Ridgebury sheep farmer Whitney Freeman got hugs and handshakes from Conservation Commission members Monday night, Dec. 19, after a Town Meeting of about 20 people unanimously approved a five-year lease with her for 15 acres of the town’s former McKeon property off Old Stagecoach Road. The lease is for $1 a year, and enables her to seek a grant to build a well on the property.

“Congratulations,” Conservation Commission Chairman Jim Coyle said after the 15-minute meeting.

“Thank you,” said Freeman.

“That was a lot of hours,” she said of the effort to put the lease deal together, which dates back to August.

Freeman kept sheep, goats and llamas on the property last summer, under a separate agreement with the Conservation Commission.

The lease was needed to allow her to seek a grant to put in a well on the property under a U.S. Department of Agriculture Natural Resource Conservation Service program that gives some financial support so farmers can dig wells, but has a prerequisite that the farmer control the land for at least five years. Even with the five-year lease, obtaining the grant is expected to be competitive, Freeman previously told the selectmen. That’s one reason she’s eager to get her application in before the new year — hoping she can get approval soon and dig a well next spring.
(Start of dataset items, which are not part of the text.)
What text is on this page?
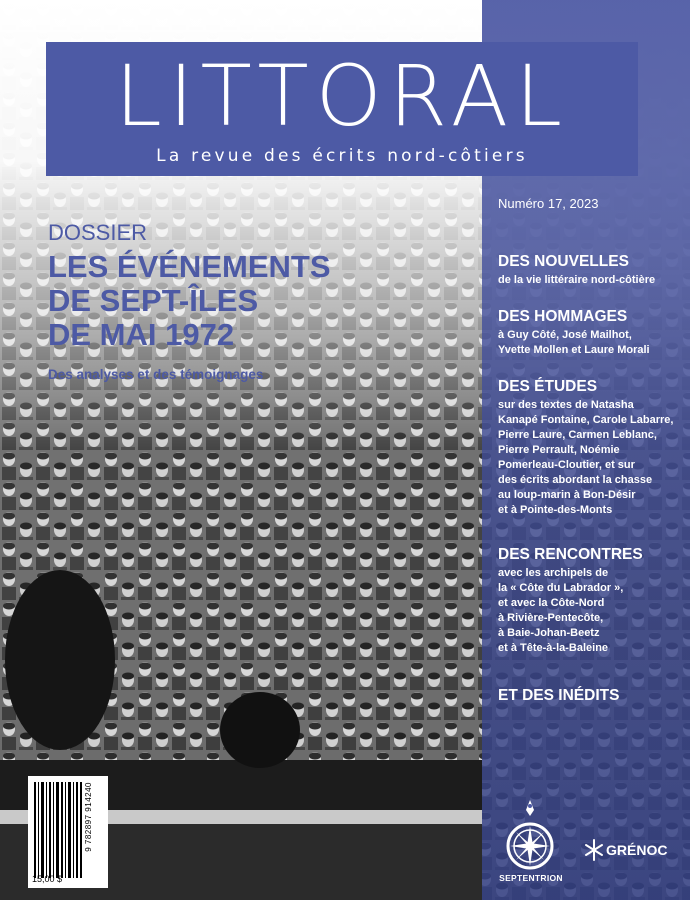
LITTORAL
La revue des écrits nord-côtiers
Numéro 17, 2023
DOSSIER
LES ÉVÉNEMENTS
DE SEPT-ÎLES
DE MAI 1972
Des analyses et des témoignages
DES NOUVELLES
de la vie littéraire nord-côtière
DES HOMMAGES
à Guy Côté, José Mailhot,
Yvette Mollen et Laure Morali
DES ÉTUDES
sur des textes de Natasha
Kanapé Fontaine, Carole Labarre,
Pierre Laure, Carmen Leblanc,
Pierre Perrault, Noémie
Pomerleau-Cloutier, et sur
des écrits abordant la chasse
au loup-marin à Bon-Désir
et à Pointe-des-Monts
DES RENCONTRES
avec les archipels de
la « Côte du Labrador »,
et avec la Côte-Nord
à Rivière-Pentecôte,
à Baie-Johan-Beetz
et à Tête-à-la-Baleine
ET DES INÉDITS
9 782897 914240
15,00 $	SEPTENTRION
GRÉNOC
Water has in the past been provided by a neighboring property.

Most of the discussion at the meeting came in the form of questions from Ted Cleveland of Shields Lane. He wondered if there ought to be something to prevent animals from being kept on the site during the winter — maybe a seasonal limit should be written into the lease?
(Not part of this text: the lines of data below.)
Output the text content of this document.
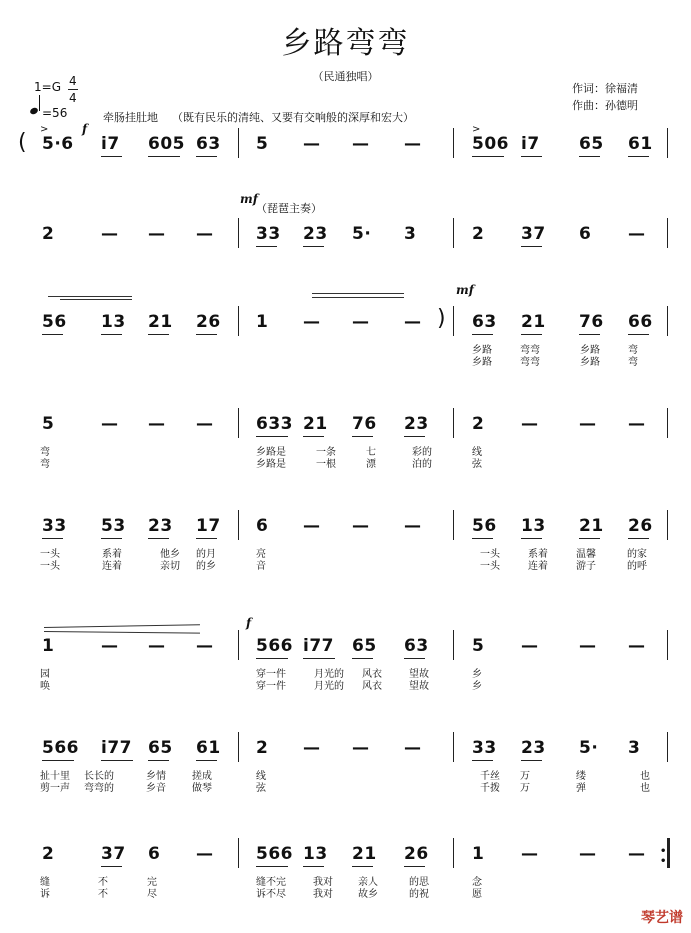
乡路弯弯
（民通独唱）
1=G 4
4
=56	牵肠挂肚地 （既有民乐的清纯、又要有交响般的深厚和宏大）
作词：徐福清
作曲：孙德明
f
mf
（琵琶主奏）
mf
f
>	>
(
)
5·6 i7 605 63 5 — — —	506 i7 65 61
2	— — —	33 23 5· 3	2 37 6 —
56 13 21 26 1 — — —	63 21 76 66
乡路	弯弯	乡路	弯
乡路	弯弯	乡路	弯
5	— — —	633 21 76 23	2 — — —
弯	乡路是	一条	七	彩的	线
弯	乡路是	一根	漂	泊的	弦
33 53 23 17 6 — — —	56 13 21 26
一头	系着	他乡 的月	亮	一头	系着	温馨	的家
一头	连着	亲切 的乡	音	一头	连着	游子	的呼
1	— — —	566 i77 65 63	5 — — —
园	穿一件	月光的 风衣	望故	乡
唤	穿一件	月光的 风衣	望故	乡
566 i77 65 61 2 — — —	33 23 5· 3
扯十里 长长的	乡情	搓成	线	千丝 万	缕	也
剪一声 弯弯的	乡音	做琴	弦	千拨 万	弹	也
2	37 6 —	566 13 21 26	1 — — —
缝	不	完	缝不完	我对	亲人	的思	念
诉	不	尽	诉不尽	我对	故乡	的祝	愿
•
•
琴艺谱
“We have put no restriction in,” Cleveland said.

Freeman said that simply as a matter of “good agricultural practice” her animals would spend winter months back at her main property, with its barn — Henny Penny Farm, on Ridgebury Road near the old Congregational church and cemetery.

“From mid-November to May 1, they come home for lambing,” she said.

Chairman Coyle said the Conservation Commission hadn’t felt a need to write restrictions of that sort into the lease.

“We’re not farmers. Whitney is,” he said. “We respect her judgment.”

“I’m looking at a worst-case scenario,” Cleveland said. “Somebody’s going to bend the rules, maybe they need a shed.”

Conservation Commission member Kitsey Snow disarmed that concern.

“We’re restricted by the deed,” she said. “There cannot be structures on the property.”

When no one else wanted the floor, Town Meeting moderator Ed Tyrrell recognized himself as a speaker in support of the lease, though his remarks referenced a worry some neighbors had voiced at a public hearing on the lease.

“We purchased this some years back as an American farm, and American farms have pigs on them!” Tyrrell said. “I don’t want anyone to think I have anything against pigs.”